Two die in fire that destroys student house
Four survive; tragedy rocks college, town
Originally published 2010-02-04
Two Western State College students were killed, while four people escaped thanks to the quick actions of a passerby, in a fire that ravaged a historic Gunnison home at 121 N. Colorado St. in the early morning hours last Saturday.
It’s believed the fire started on or near an old couch located inside an unenclosed porch off the home’s front door, explained Gunnison Fire Marshal Dennis Spritzer. It is known that the occupants of the home and their frequent guests would go outside to smoke on the couch. However, the exact cause of the fire was undetermined as of press time and remains under investigation.
Spritzer said that although nothing had been ruled out yet, there were no signs that foul play was involved in the incident. Colorado Bureau of Investigations is assisting with the effort.
“I am confident we’ll be able to rule out any foul play,” Spritzer said. “I’m not as confident we’ll get to a source of ignition.”
Killed in the blaze were Adam Lockard, a 21-year-old WSC senior from Bethesda, Md., and Lucille “Lucy” Causley, an 18-year-old WSC freshman from Harbor Springs, Mich.
Three of the six people who were in the home at the time of the blaze, including Lockard, were tenants there. The other three were guests. Two other tenants were not home at the time of the incident, a college official reported. All but one were current WSC students.
Joaquin Vaughan, 22, who is also a WSC student, was on his way home after spending the evening riding along with the Gunnison Police Department as part of his field of study — sociology and criminal justice — when he noticed flames. He called 911 at 5:19 a.m.
But he didn’t stop there. With the fire rapidly accelerating from the couch up the house’s exterior wall and into the ceiling rafters, he burst inside to alert whomever might be in there.
“The porch was starting to catch ... that’s when I went inside,” Vaughan explained. “I started running around the house, yelling, ‘Fire, fire. Get out. Fire. I was just screaming my head off.”
Four were able to heed his warnings.
“He saved their lives,” Spritzer said.
Spritzer said that the Gunnison Volunteer Fire Department’s command vehicle was on the scene within three minutes of the page. Within five more minutes, a full arsenal of fire apparatus was there, he said.
“When we got there we saw a fully involved porch and a fully involved living room area,” Spritzer said. “The fire had vented through a couple of windows already. We saw smoke coming out the eves around the front of the house.”
Spritzer said firefighters knew that four people had made it out of the house, but were unaware if more remained inside.
“We didn’t know, so we treat it like, yes, there was someone in there,” he said.
Two Gunnison Police officers were also on scene, assisting in the attempt to locate occupants of the house.
Spritzer recounted that a fire fighting entry team began dousing the porch first. They also hit one of the windows that was venting. They went inside, and then backed out.
A second team entered the inferno.
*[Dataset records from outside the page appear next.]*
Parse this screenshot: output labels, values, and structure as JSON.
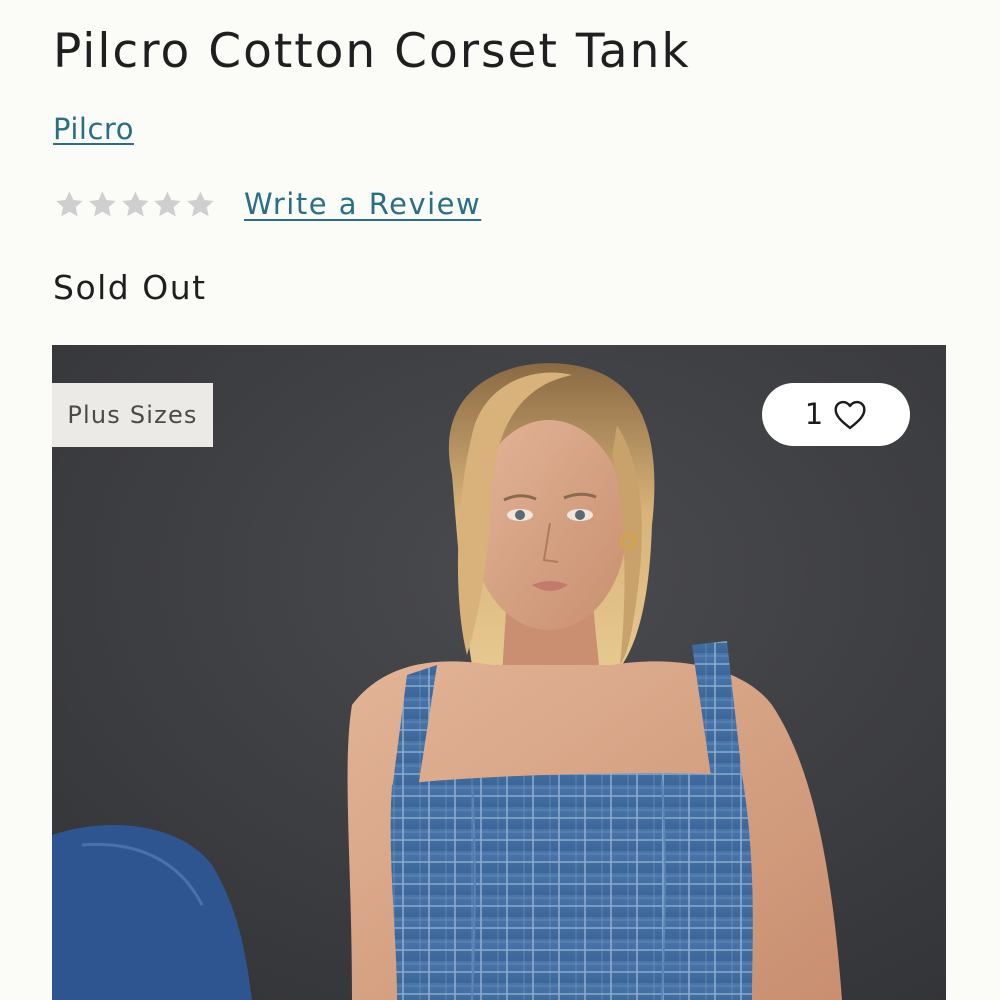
{
  "product": {
    "title": "Pilcro Cotton Corset Tank",
    "brand": "Pilcro",
    "rating": {
      "stars_filled": 0,
      "stars_total": 5,
      "write_review_label": "Write a Review"
    },
    "availability": "Sold Out"
  },
  "image": {
    "badge_label": "Plus Sizes",
    "wishlist_count": "1"
  },
  "icons": {
    "star": "star-icon",
    "heart": "heart-icon"
  },
  "colors": {
    "link": "#2b6f86",
    "star_empty": "#cfcfcf",
    "background": "#fbfbf8",
    "image_backdrop": "#3c3d40"
  }
}
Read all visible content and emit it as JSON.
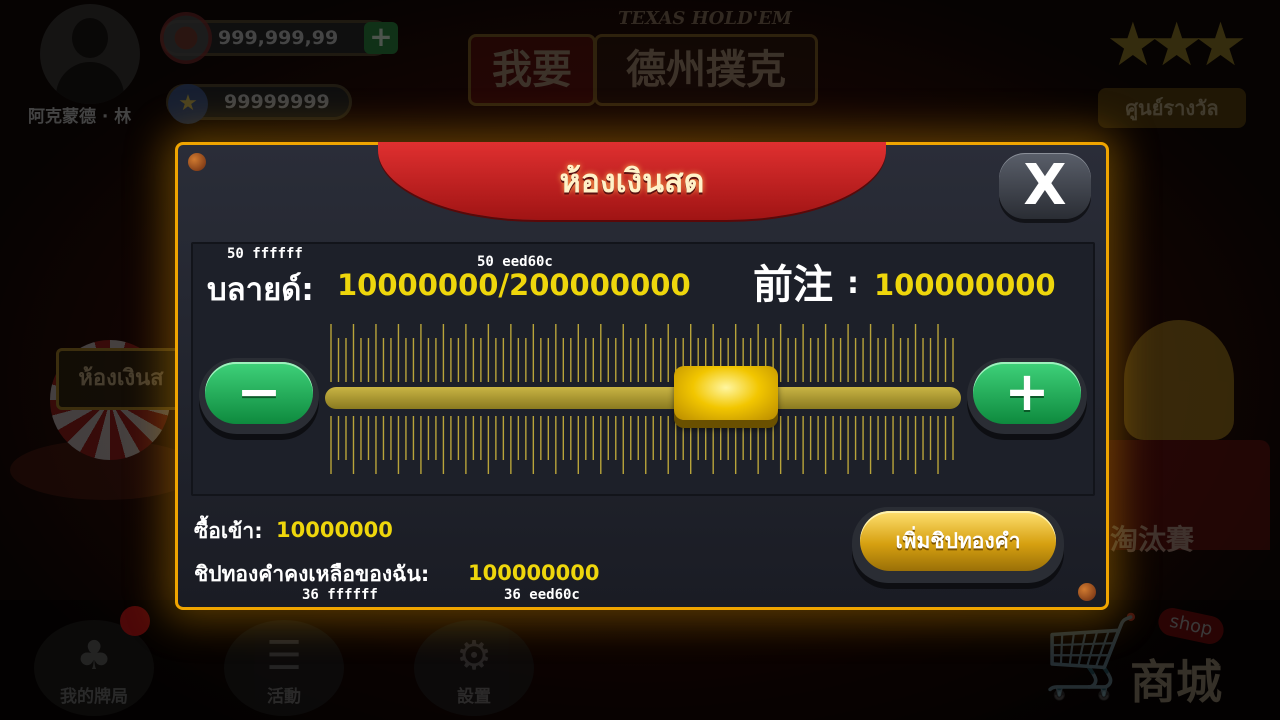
{
  "background": {
    "player_name": "阿克蒙德 · 林",
    "chips_balance": "999,999,99",
    "gold_balance": "99999999",
    "logo_en": "TEXAS HOLD'EM",
    "logo_zh_left": "我要",
    "logo_zh_right": "德州撲克",
    "reward_center_label": "ศูนย์รางวัล",
    "left_side_label": "ห้องเงินส",
    "right_side_label": "淘汰賽",
    "bottom_nav": [
      {
        "label": "我的牌局",
        "icon": "cards-icon"
      },
      {
        "label": "活動",
        "icon": "list-icon"
      },
      {
        "label": "設置",
        "icon": "gear-icon"
      }
    ],
    "shop_tag": "shop",
    "shop_label": "商城"
  },
  "modal": {
    "title": "ห้องเงินสด",
    "close_symbol": "X",
    "blinds_label": "บลายด์:",
    "blinds_value": "10000000/200000000",
    "ante_label": "前注",
    "ante_colon": ":",
    "ante_value": "100000000",
    "annot_blinds_label": "50  ffffff",
    "annot_blinds_value": "50  eed60c",
    "annot_rem_label": "36  ffffff",
    "annot_rem_value": "36  eed60c",
    "slider": {
      "value_fraction": 0.63
    },
    "minus_symbol": "−",
    "plus_symbol": "+",
    "buyin_label": "ซื้อเข้า:",
    "buyin_value": "10000000",
    "remaining_label": "ชิปทองคำคงเหลือของฉัน:",
    "remaining_value": "100000000",
    "add_gold_button": "เพิ่มชิปทองคำ"
  },
  "colors": {
    "accent_gold": "#eed60c",
    "text_white": "#ffffff",
    "frame_orange": "#f0a500",
    "banner_red": "#d02020",
    "button_green": "#1faa55"
  }
}
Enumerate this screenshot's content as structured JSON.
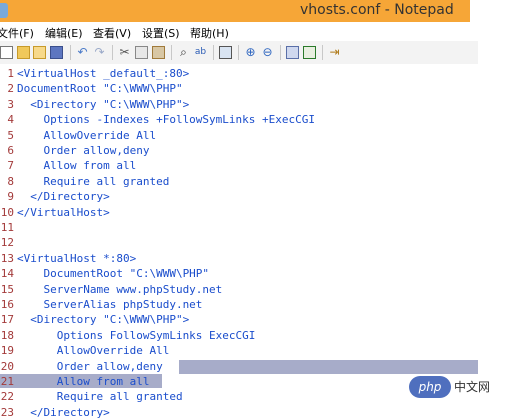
{
  "window": {
    "title": "vhosts.conf - Notepad"
  },
  "menu": [
    "文件(F)",
    "编辑(E)",
    "查看(V)",
    "设置(S)",
    "帮助(H)"
  ],
  "toolbar": {
    "icons": [
      "new-file-icon",
      "open-file-icon",
      "open-folder-icon",
      "save-icon",
      "undo-icon",
      "redo-icon",
      "cut-icon",
      "copy-icon",
      "paste-icon",
      "find-icon",
      "replace-icon",
      "goto-icon",
      "zoom-in-icon",
      "zoom-out-icon",
      "word-wrap-icon",
      "scheme-icon",
      "exit-icon"
    ]
  },
  "colors": {
    "titlebar": "#f6a637",
    "line_number": "#a33a3a",
    "keyword": "#1a4dcc",
    "string": "#c0392b",
    "selection": "#a7acc9"
  },
  "editor": {
    "lines": [
      {
        "n": "1",
        "t": "<VirtualHost _default_:80>"
      },
      {
        "n": "2",
        "t": "DocumentRoot \"C:\\WWW\\PHP\""
      },
      {
        "n": "3",
        "t": "  <Directory \"C:\\WWW\\PHP\">"
      },
      {
        "n": "4",
        "t": "    Options -Indexes +FollowSymLinks +ExecCGI"
      },
      {
        "n": "5",
        "t": "    AllowOverride All"
      },
      {
        "n": "6",
        "t": "    Order allow,deny"
      },
      {
        "n": "7",
        "t": "    Allow from all"
      },
      {
        "n": "8",
        "t": "    Require all granted"
      },
      {
        "n": "9",
        "t": "  </Directory>"
      },
      {
        "n": "10",
        "t": "</VirtualHost>"
      },
      {
        "n": "11",
        "t": ""
      },
      {
        "n": "12",
        "t": ""
      },
      {
        "n": "13",
        "t": "<VirtualHost *:80>"
      },
      {
        "n": "14",
        "t": "    DocumentRoot \"C:\\WWW\\PHP\""
      },
      {
        "n": "15",
        "t": "    ServerName www.phpStudy.net"
      },
      {
        "n": "16",
        "t": "    ServerAlias phpStudy.net"
      },
      {
        "n": "17",
        "t": "  <Directory \"C:\\WWW\\PHP\">"
      },
      {
        "n": "18",
        "t": "      Options FollowSymLinks ExecCGI"
      },
      {
        "n": "19",
        "t": "      AllowOverride All"
      },
      {
        "n": "20",
        "t": "      Order allow,deny"
      },
      {
        "n": "21",
        "t": "      Allow from all"
      },
      {
        "n": "22",
        "t": "      Require all granted"
      },
      {
        "n": "23",
        "t": "  </Directory>"
      }
    ]
  },
  "watermark": {
    "logo": "php",
    "text": "中文网"
  }
}
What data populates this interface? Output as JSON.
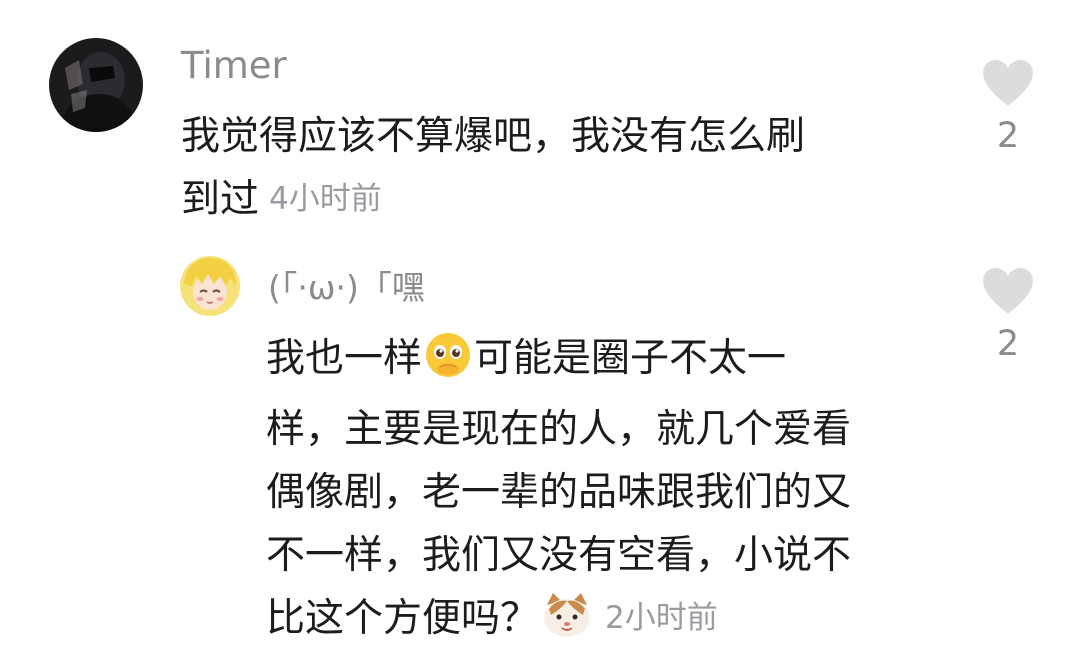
{
  "comments": [
    {
      "username": "Timer",
      "text_lines": [
        "我觉得应该不算爆吧，我没有怎么刷",
        "到过"
      ],
      "timestamp": "4小时前",
      "likes": "2",
      "avatar_icon": "dark-portrait-avatar"
    }
  ],
  "reply": {
    "username": "(「·ω·)「嘿",
    "text_line1_a": "我也一样",
    "text_line1_emoji": "pleading-face-emoji",
    "text_line1_b": "可能是圈子不太一",
    "text_lines_rest": [
      "样，主要是现在的人，就几个爱看",
      "偶像剧，老一辈的品味跟我们的又",
      "不一样，我们又没有空看，小说不"
    ],
    "text_last": "比这个方便吗？",
    "text_last_emoji": "cat-face-emoji",
    "timestamp": "2小时前",
    "likes": "2",
    "avatar_icon": "blonde-anime-avatar"
  },
  "colors": {
    "text": "#1c1c1e",
    "secondary": "#8a8a8f",
    "heart": "#dcdcdc"
  }
}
Spritzer explained that they made it upstairs and had successfully searched one of the four bedrooms there when what he calls a “smoke explosion” occurred.
“You’ve got a lot of particulate in the smoke that is unburned combustibles,” he explained. “That all ignites at once ... it just takes off in the room. I haven’t seen one for a long time.”
“When that event occurred, we pulled everyone out, for safety’s sake,” Spritzer said. “And then we fought the rest of the fire from exterior.”
According to Gunnison County Coroner Frank Vader, Lockard and Causley were found in an upstairs bedroom. Autopsies revealed that they each died of acute carbon monoxide poisoning from inhaling smoke, causing asphyxia.
One Gunnison Police officer was injured from broken glass. One firefighter experienced smoke inhalation. Both were treated and released from Gunnison Valley Hospital, according to a press release issued by Gunnison Police Chief Keith Robinson.
Barry and Linda Mandelkorn of Fort Lauderdale, Fla., the parents of a former WSC student, are the owners of the property.
The house dates back to 1903.
Spritzer said the home did have two smoke detectors, but the one upstairs did not have a battery.
The tragedy marked the first fire-related fatality in Gunnison since 1999, when Craig Carpenter died at 606 N. Wisconsin. Prior to that, three people died in a house fire just north of town in 1986, according to Spritzer.